Chiou C Y, Williams G H, Kifor I
Endocrine-Hypertension Division, Brigham and Women's Hospital, Boston, Massachusetts 02115, USA.
J Clin Invest. 1995 Sep;96(3):1375-81. doi: 10.1172/JCI118172.
To address the question as to how zona glomerulosa (ZG) cell angiotensin II (Ang II) secretion is regulated, we developed an immuno-cell blot assay to measure its secretion from single cells. We compared these results with those obtained from population studies using a superfusion system. Modulation of Ang II secretion was investigated acutely (by administrating potassium [K+] or captopril) and chronically (by feeding the animals low or high sodium diets). The area of secretory cells, halo areas, and halo intensities varied widely but were highly significantly correlated (P < 0.001) with each other. A disproportionate amount of Ang II was secreted by a small number of large cells. When K+ concentration was increased from 3.6 to 0 mM, superfused ZG cells increased their Ang II secretion 2.32 +/- 0.59-fold. Administration of captopril reduced the K(+)-stimulated Ang II secretion 1.24 +/- 0.07 fold. These findings were reflected in the cell blot assay as a change in the frequency distribution of halo area by K+ and captopril in the same direction as in the population study. In both conditions, the percentage of secretory cells did not change significantly from control. Superfused ZG cells from rats on a low sodium diet secreted 1.85 +/- 0.58-fold more Ang II than cells from sodium-loaded rats (p < 0.05, n = 6). The cell blot assay confirmed these findings with sodium restriction significantly increasing (P < 0.001) both the halo area and its frequency distribution to a larger portion of high secreting cells. However, in contrast to acute treatment with K+ or captopril, the number of secretory cells also doubled. Thus, the individual ZG cell uses two mechanisms to modify Ang II production. In response to acute stimulation and suppression, the amount of Ang II secreted per cell is modified without changing the number of secretary cells. With chronic stimulation, both the amount of Ang II secreted per cell and the number of secretary cells increase.

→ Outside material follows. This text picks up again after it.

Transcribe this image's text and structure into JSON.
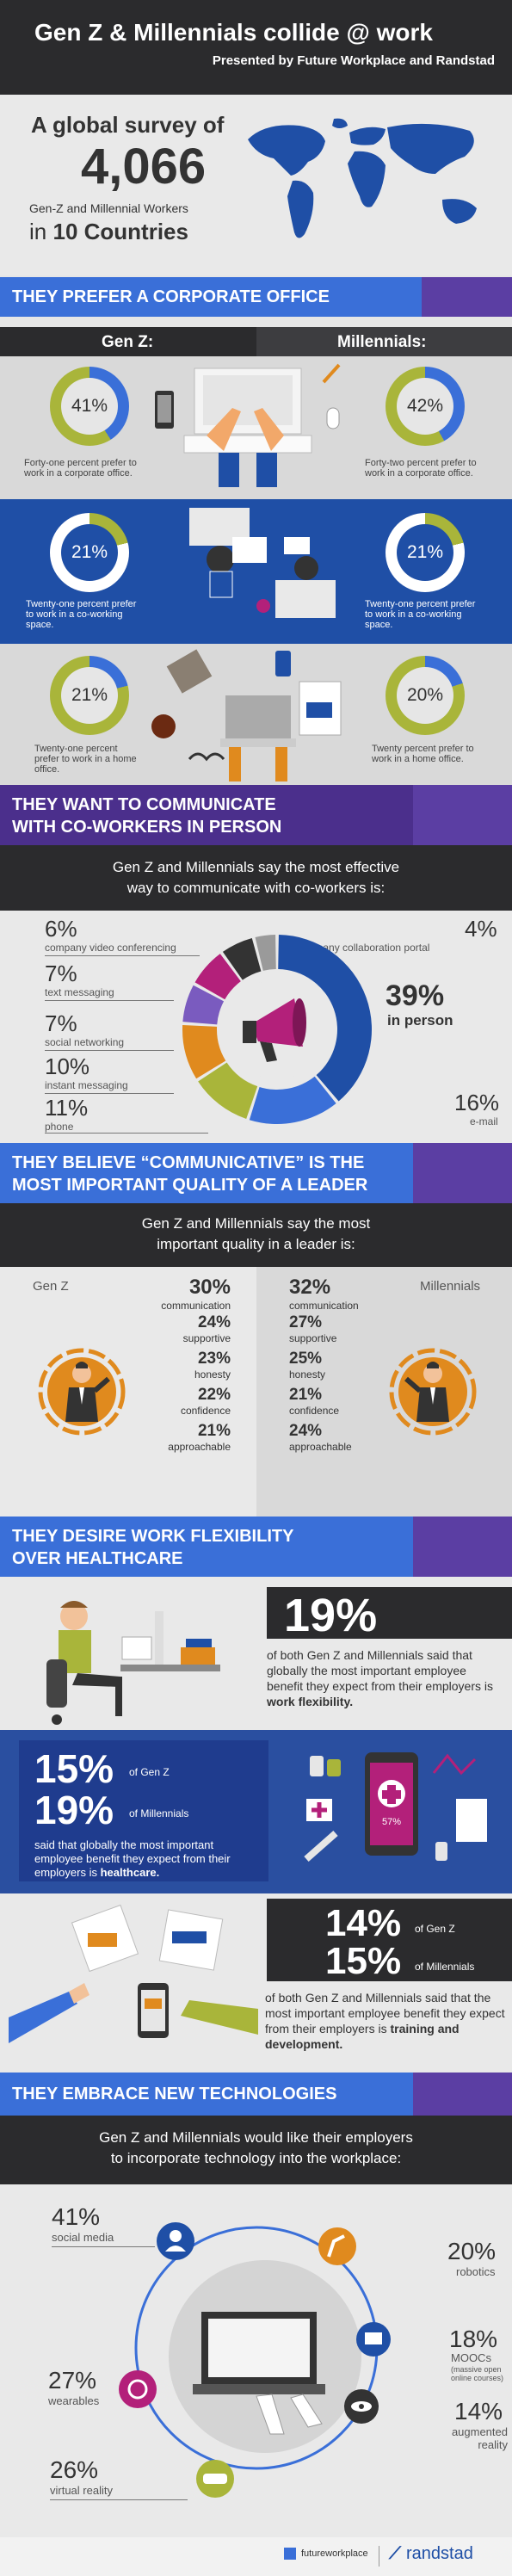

为了探讨肾小球带(ZG)细胞血管紧张素II(Ang II)分泌是如何调节的,我们开发了一种免疫细胞印迹测定法来测量单个细胞的分泌情况。我们将这些结果与使用灌流系统进行的群体研究结果进行了比较。通过急性(给予钾离子[K+]或卡托普利)和慢性(给动物喂食低钠或高钠饮食)方式研究了对Ang II分泌的调节。分泌细胞的面积、晕环面积和晕环强度差异很大,但彼此之间高度显著相关(P < 0.001)。少量大细胞分泌了不成比例的大量Ang II。当K+浓度从3.6 mM增加到0 mM时,灌流的ZG细胞将其Ang II分泌增加了2.32±0.59倍。给予卡托普利使K+刺激的Ang II分泌减少了1.24±0.07倍。这些发现在细胞印迹测定中表现为晕环面积的频率分布因K+和卡托普利而发生与群体研究相同方向的变化。在两种情况下,分泌细胞的百分比与对照相比均无显著变化。低钠饮食大鼠的灌流ZG细胞分泌的Ang II比高钠负荷大鼠的细胞多1.85±0.58倍(p < 0.05,n = 6)。细胞印迹测定证实了这些发现,即钠限制显著增加(P < 0.001)晕环面积及其频率分布,使其在分泌较高的细胞中占更大比例。然而,与用K+或卡托普利进行急性处理不同,分泌细胞的数量也增加了一倍。因此,单个ZG细胞使用两种机制来改变Ang II的产生。在急性刺激和抑制反应中,每个细胞分泌的Ang II量发生改变,而分泌细胞的数量不变。在慢性刺激下,每个细胞分泌的Ang II量和分泌细胞的数量均增加。